For this purpose company is also creating a cold chain to transport and store product in closest to the market with require cooling infrastructure.
HUL:
In 2000, HUL collaboratedwith self help group to expand it''s rural reach under project "SHAKTI". It partnered women entrepreneurs called shakti ammas from rural areas of Andhra Pradesh and 14 other states by offering them opportunity for business. The objective was not to reach only but connect to local influencer.Today, there are 45,000 shakti ammas are on the board and taking product to across 1 lakh villages and over 30 lakh households every month. HUL soon figure out that shakti household who are now familiar with companies product range and operation can be used to reach villages less than 2000 Population group.

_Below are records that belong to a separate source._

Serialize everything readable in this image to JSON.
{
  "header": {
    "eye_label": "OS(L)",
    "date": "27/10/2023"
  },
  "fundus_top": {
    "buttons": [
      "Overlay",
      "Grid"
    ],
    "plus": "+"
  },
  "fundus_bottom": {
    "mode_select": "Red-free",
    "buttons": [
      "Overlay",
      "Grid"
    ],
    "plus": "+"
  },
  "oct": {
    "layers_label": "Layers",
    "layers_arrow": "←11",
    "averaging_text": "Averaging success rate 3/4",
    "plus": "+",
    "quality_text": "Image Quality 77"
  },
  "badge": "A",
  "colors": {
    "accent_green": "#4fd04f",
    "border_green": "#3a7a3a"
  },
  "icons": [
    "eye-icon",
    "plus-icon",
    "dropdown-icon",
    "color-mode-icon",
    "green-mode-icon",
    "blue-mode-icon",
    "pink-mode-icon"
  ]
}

Roughly one in two shakti household would provide a shaktimaan.
around 45% of HUL's turnover of Rs 17,524 crore comes from rural market,valued at around Rs 8,000 crore. Mainly products in the bottom line of pyramid finds takers in these areas. For cattering such opportunity HUL is about to hire 25,000 shaktimaan to sell it's product nearly in 1.5 lakh villages of population less than 2000. HUL has very clear game plan about its distribution model:

  HUL will keep on servicing all areas with population more than 2000 directly through van operation or RS(redistribution stocckiest) while they will use some unconventional way like shaktimaan to reach population strata below 2000.
MARICO:
distribution is the key element of the strategy and that is why Marico is following two pronged approach to increase the availability and reach of its brand. Marico will continue to cover all market directly via  hub and spokes model which falls under 5000 population strata and and have increased manning at the ground. for this purpose Marico has hired support staff of 220 in villages like kalod and rangwasa in madhya pradesh.
DABUR: "feet on street"

Dabur also looking forward for strenthening its rural distribution and for that they have already appointed 150-180 foot soldiers or feet on the streets and increased their stockist by 12% in rural and semi urban areas.these stockist will be served by superstockist and in this way dabur has sharpen its focus on rural areas. Dabur is targetting population group of atleast 3000 and will hire more foot soldiers if results will be enthusiastic.

Apar from soap, shampoo, toothpaste, butter etc there are some other players also who are trying to revolutionize the India rural and semi urban market.Domino's Pizza is one of them who is about to hire 2000 people over next one year and they will come from tier 2 and tier 3 citiesITC, NASTLE, GSK are other few player who are targetiing small villages to strengthen its rural reach.
Over the past few years, new growth for consumer goods companies in most categories has been fuelled by rural market. The pick up in mansoon this year has made up for the fall in demand due to last year's draught.